Aws Transit Gateway Route Tables Entities in Simple Words

  • Association: FROM which Attachment (VPC/VPN) the traffic can be initiated. You can associate a transit gateway attachment with a single route table.
  • Propagation: TO which Attachment(VPC/VPN) traffic can be routed to. You can create a propagation of transit gateway attachment with multiple route tables.

Create Transit Gateway Route tables

  • Create 3 AWS Transit Gateway Route Tables using AWS Console or AWS Cloud formation.
  • FROM-Shared-Services: Route Traffic from Shared Services.
  • TO-Shared-Services-VPN: Route Traffic to Shared Services.
  • FROM-VPN: Route Traffic from on-premises to rest of other VPC.

Configuring Smart Routing Using the above Route Tables

  • FROM-Shared-Services:
    • Create Association and add the attachment created in Shared Services.
    • Create Propagation and add attachment created in Account 1 and Account 2.
    • Create Route and Add the CIDR of on-premises network by selecting the VPN Attachment.
    • The above three setups would let Shared Services route traffic to Account 1, Account 2 and on-premises.
  • TO-Shared-Services-VPN:
    • Create Association and add the attachment created in Account 1 and Account 2.
    • Create Propagation and add attachment created in Shared Services.
    • Create Route and Add the CIDR of on-premises by selecting the VPN. Attachment.
    • The above three setups would let Account 1, Account 2 route traffic to Shared Services and on-premises.
  • FROM-VPN:
    • Create Association and add the VPN attachment created in Shared Services.
    • Create Propagation and add attachments to where the traffic from on-premises needs to flow. For example Account-1, Account -2, Shared Services.

Many More Smart Rules can be created using AWS Transit Gateway Route Tables.

All above setups are automated using the AWS CloudFormation and AWS JavaScript SDK >v2.393.0.

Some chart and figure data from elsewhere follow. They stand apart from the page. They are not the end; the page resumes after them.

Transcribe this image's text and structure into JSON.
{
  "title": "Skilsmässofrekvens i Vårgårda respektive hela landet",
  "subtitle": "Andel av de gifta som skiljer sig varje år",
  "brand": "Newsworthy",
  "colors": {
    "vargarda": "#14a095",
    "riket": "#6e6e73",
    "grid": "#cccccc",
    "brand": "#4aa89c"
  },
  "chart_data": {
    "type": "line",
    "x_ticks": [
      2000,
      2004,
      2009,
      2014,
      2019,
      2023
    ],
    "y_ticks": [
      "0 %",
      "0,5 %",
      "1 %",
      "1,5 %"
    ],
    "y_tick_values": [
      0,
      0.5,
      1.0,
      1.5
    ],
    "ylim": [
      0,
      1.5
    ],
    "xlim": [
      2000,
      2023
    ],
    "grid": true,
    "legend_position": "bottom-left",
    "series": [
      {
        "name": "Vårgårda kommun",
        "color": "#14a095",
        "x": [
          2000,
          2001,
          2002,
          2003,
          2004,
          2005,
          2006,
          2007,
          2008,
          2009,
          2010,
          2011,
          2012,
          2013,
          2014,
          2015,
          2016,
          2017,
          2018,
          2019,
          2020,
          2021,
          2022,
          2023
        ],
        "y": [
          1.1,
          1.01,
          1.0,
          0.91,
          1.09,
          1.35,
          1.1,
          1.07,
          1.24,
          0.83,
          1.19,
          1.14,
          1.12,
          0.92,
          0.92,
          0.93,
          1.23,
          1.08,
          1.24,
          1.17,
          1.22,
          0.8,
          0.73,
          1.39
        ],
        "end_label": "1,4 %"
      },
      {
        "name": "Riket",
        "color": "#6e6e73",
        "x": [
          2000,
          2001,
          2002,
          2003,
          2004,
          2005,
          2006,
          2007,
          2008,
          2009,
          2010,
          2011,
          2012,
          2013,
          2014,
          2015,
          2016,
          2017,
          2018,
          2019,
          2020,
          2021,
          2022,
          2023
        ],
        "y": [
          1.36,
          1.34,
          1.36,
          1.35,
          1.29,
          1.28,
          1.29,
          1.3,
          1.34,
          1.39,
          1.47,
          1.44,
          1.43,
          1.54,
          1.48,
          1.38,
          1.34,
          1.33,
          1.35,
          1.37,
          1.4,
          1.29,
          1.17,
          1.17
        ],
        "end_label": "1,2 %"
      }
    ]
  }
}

Shortcomings while automating:

  • Currently AWS CloudFormation doesn’t support below list, but has an SDK API which doesn’t stop from Automating.
    • Sharing of AWS Transit Gateway using RAM.
    • Setting Transit gateway id as Target in Subnet Route tables.
    • Associating VPN Attachment in Transit Gateway Route Tables.
  • Name Tag created for Attachment in Client Accounts doesn’t appear in Shared Services which becomes hard to see which attachment belongs to account in Shared Services Account Web Console.

Observability

AWS Transit Gateway supports AWS CloudWatch and lets you visualise some of the key metrics. By setting a proper threshold on the metrics it can raise an alarm when the on-premises connectivity goes down. Few of key metrics are

  • BytesIn: Number of bytes received by the AWS Transit gateway.
  • BytesOut: Number of bytes sent from the AWS Transit gateway.
  • PacketsIn: Number of packets received by the AWS Transit gateway.
  • PacketsOut: Number of packets sent from the AWS Transit gateway.

Conclusion

AWS Transit Gateway is a great managed service from AWS which simplifies the network configuration. It lets the user create smart rules for network traffic across multiple AWS Accounts. And top of all the entire network layout can be 99% automated using AWS CloudFormation and APIs provided by AWS SDK.